In a statement shortly after Ginsburg’s death on Friday evening, Espy hailed the departed 87-year-old justice as “a legal trailblazer, standing up for the less fortunate to ensure protections for gender equality, voting rights, civil rights, and health care.”
“These contributions” to the Espy campaign, Witmer told the Mississippi Free Press, “will go toward continuing to build our historic organizing and (get-out-the-vote) effort that will impact Democrats and Democratic organizing up and down the ballot for years to come.”

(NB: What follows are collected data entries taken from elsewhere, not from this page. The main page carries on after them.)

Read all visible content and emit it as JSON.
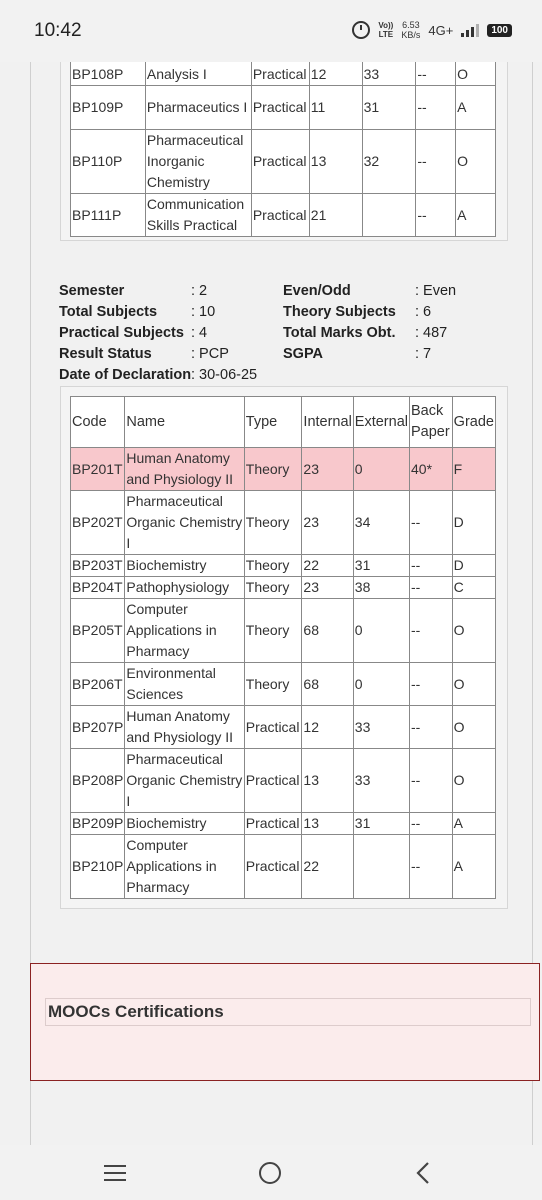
{
  "status_bar": {
    "time": "10:42",
    "volte_top": "Vo))",
    "volte_bottom": "LTE",
    "speed_value": "6.53",
    "speed_unit": "KB/s",
    "network": "4G+",
    "battery": "100"
  },
  "semester1_table": {
    "rows": [
      {
        "code": "BP108P",
        "name": "Pharmaceutical Analysis I",
        "type": "Practical",
        "internal": "12",
        "external": "33",
        "back": "--",
        "grade": "O",
        "partial": true
      },
      {
        "code": "BP109P",
        "name": "Pharmaceutics I",
        "type": "Practical",
        "internal": "11",
        "external": "31",
        "back": "--",
        "grade": "A"
      },
      {
        "code": "BP110P",
        "name": "Pharmaceutical Inorganic Chemistry",
        "type": "Practical",
        "internal": "13",
        "external": "32",
        "back": "--",
        "grade": "O"
      },
      {
        "code": "BP111P",
        "name": "Communication Skills Practical",
        "type": "Practical",
        "internal": "21",
        "external": "",
        "back": "--",
        "grade": "A"
      }
    ]
  },
  "semester2_summary": {
    "semester_label": "Semester",
    "semester_value": ": 2",
    "even_odd_label": "Even/Odd",
    "even_odd_value": ": Even",
    "total_subjects_label": "Total Subjects",
    "total_subjects_value": ": 10",
    "theory_subjects_label": "Theory Subjects",
    "theory_subjects_value": ": 6",
    "practical_subjects_label": "Practical Subjects",
    "practical_subjects_value": ": 4",
    "total_marks_label": "Total Marks Obt.",
    "total_marks_value": ": 487",
    "result_status_label": "Result Status",
    "result_status_value": ": PCP",
    "sgpa_label": "SGPA",
    "sgpa_value": ": 7",
    "declaration_label": "Date of Declaration",
    "declaration_value": ": 30-06-25"
  },
  "semester2_table": {
    "headers": {
      "code": "Code",
      "name": "Name",
      "type": "Type",
      "internal": "Internal",
      "external": "External",
      "back": "Back Paper",
      "grade": "Grade"
    },
    "rows": [
      {
        "code": "BP201T",
        "name": "Human Anatomy and Physiology II",
        "type": "Theory",
        "internal": "23",
        "external": "0",
        "back": "40*",
        "grade": "F",
        "failed": true
      },
      {
        "code": "BP202T",
        "name": "Pharmaceutical Organic Chemistry I",
        "type": "Theory",
        "internal": "23",
        "external": "34",
        "back": "--",
        "grade": "D"
      },
      {
        "code": "BP203T",
        "name": "Biochemistry",
        "type": "Theory",
        "internal": "22",
        "external": "31",
        "back": "--",
        "grade": "D"
      },
      {
        "code": "BP204T",
        "name": "Pathophysiology",
        "type": "Theory",
        "internal": "23",
        "external": "38",
        "back": "--",
        "grade": "C"
      },
      {
        "code": "BP205T",
        "name": "Computer Applications in Pharmacy",
        "type": "Theory",
        "internal": "68",
        "external": "0",
        "back": "--",
        "grade": "O"
      },
      {
        "code": "BP206T",
        "name": "Environmental Sciences",
        "type": "Theory",
        "internal": "68",
        "external": "0",
        "back": "--",
        "grade": "O"
      },
      {
        "code": "BP207P",
        "name": "Human Anatomy and Physiology II",
        "type": "Practical",
        "internal": "12",
        "external": "33",
        "back": "--",
        "grade": "O"
      },
      {
        "code": "BP208P",
        "name": "Pharmaceutical Organic Chemistry I",
        "type": "Practical",
        "internal": "13",
        "external": "33",
        "back": "--",
        "grade": "O"
      },
      {
        "code": "BP209P",
        "name": "Biochemistry",
        "type": "Practical",
        "internal": "13",
        "external": "31",
        "back": "--",
        "grade": "A"
      },
      {
        "code": "BP210P",
        "name": "Computer Applications in Pharmacy",
        "type": "Practical",
        "internal": "22",
        "external": "",
        "back": "--",
        "grade": "A"
      }
    ]
  },
  "moocs": {
    "title": "MOOCs Certifications"
  },
  "colors": {
    "fail_row": "#f8c8cc",
    "moocs_border": "#8b2222",
    "moocs_bg": "#fbecec"
  },
  "navigation": {
    "icons": [
      "menu-icon",
      "home-icon",
      "back-icon"
    ]
  }
}
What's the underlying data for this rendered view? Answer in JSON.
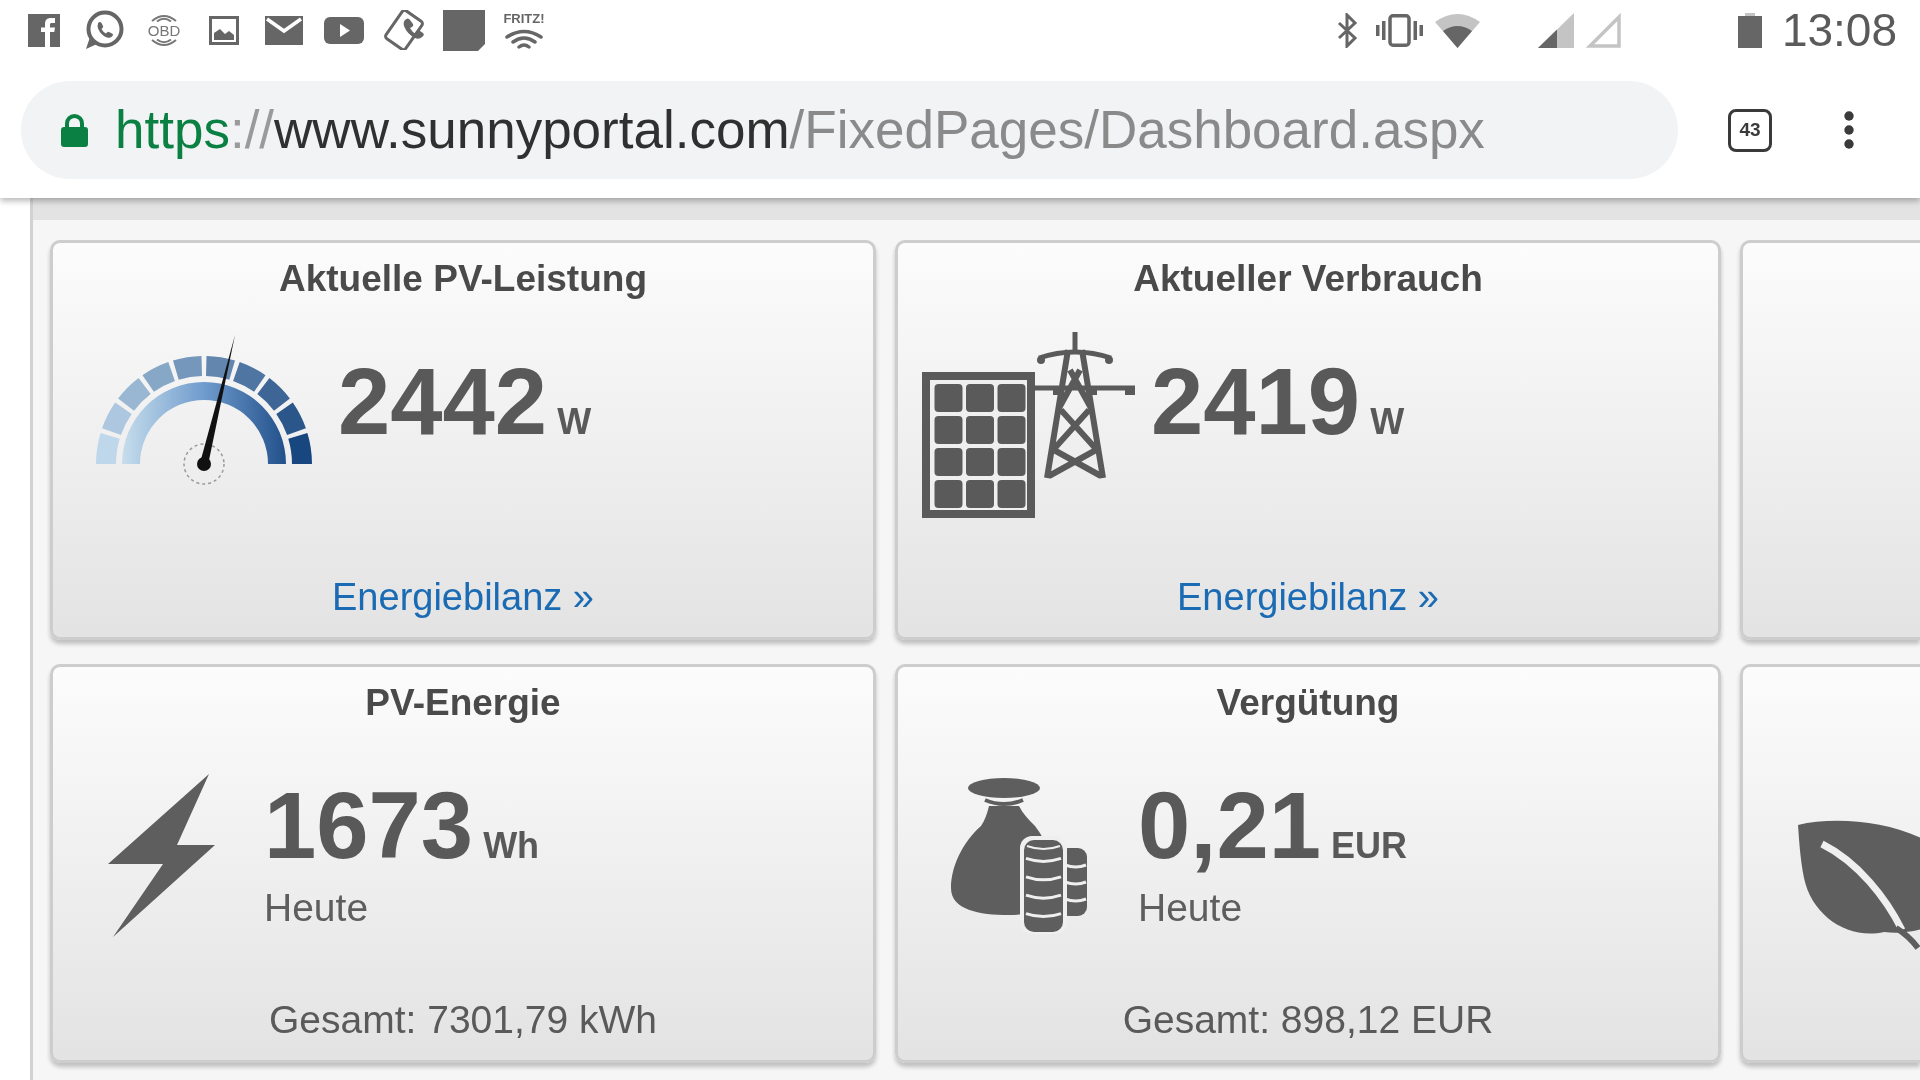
{
  "status_bar": {
    "notification_icons": [
      {
        "kind": "facebook"
      },
      {
        "kind": "whatsapp"
      },
      {
        "kind": "obd",
        "label": "OBD"
      },
      {
        "kind": "gallery"
      },
      {
        "kind": "mail"
      },
      {
        "kind": "youtube"
      },
      {
        "kind": "calls"
      },
      {
        "kind": "app"
      },
      {
        "kind": "fritz",
        "label": "FRITZ!"
      }
    ],
    "time": "13:08"
  },
  "browser": {
    "url": {
      "scheme": "https",
      "separator": "://",
      "host": "www.sunnyportal.com",
      "path": "/FixedPages/Dashboard.aspx"
    },
    "tab_count": "43"
  },
  "tiles": [
    {
      "kind": "pv_power",
      "title": "Aktuelle PV-Leistung",
      "value": "2442",
      "unit": "W",
      "link": "Energiebilanz »"
    },
    {
      "kind": "consumption",
      "title": "Aktueller Verbrauch",
      "value": "2419",
      "unit": "W",
      "link": "Energiebilanz »"
    },
    {
      "kind": "blank"
    },
    {
      "kind": "pv_energy",
      "title": "PV-Energie",
      "value": "1673",
      "unit": "Wh",
      "caption": "Heute",
      "footer": "Gesamt: 7301,79 kWh"
    },
    {
      "kind": "compensation",
      "title": "Vergütung",
      "value": "0,21",
      "unit": "EUR",
      "caption": "Heute",
      "footer": "Gesamt: 898,12 EUR"
    },
    {
      "kind": "co2"
    }
  ]
}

In her statement in response to Ginburg’s passing, Hyde-Smith said she “devoted her life to the law, becoming one of the most respected and influential women in our time. I appreciate her dedication and service to the nation. President Trump and the Senate now have the solemn duty to fill that vacancy, a process that should not be delayed.”
“I take this responsibility seriously,” she continued, “and I support the president’s intention to name a nominee as soon as possible.”
Mississippi’s other senator, Republican Roger Wicker, said the Senate should fulfill their “constitutional duty” to fill “all vacancies as long as we are in office.”
This year marks Espy’s second time challenging Hyde-Smith. He first ran against her in a 2018 special election after former Mississippi Governor Phil Bryant appointed her to fill a vacant Senate seat.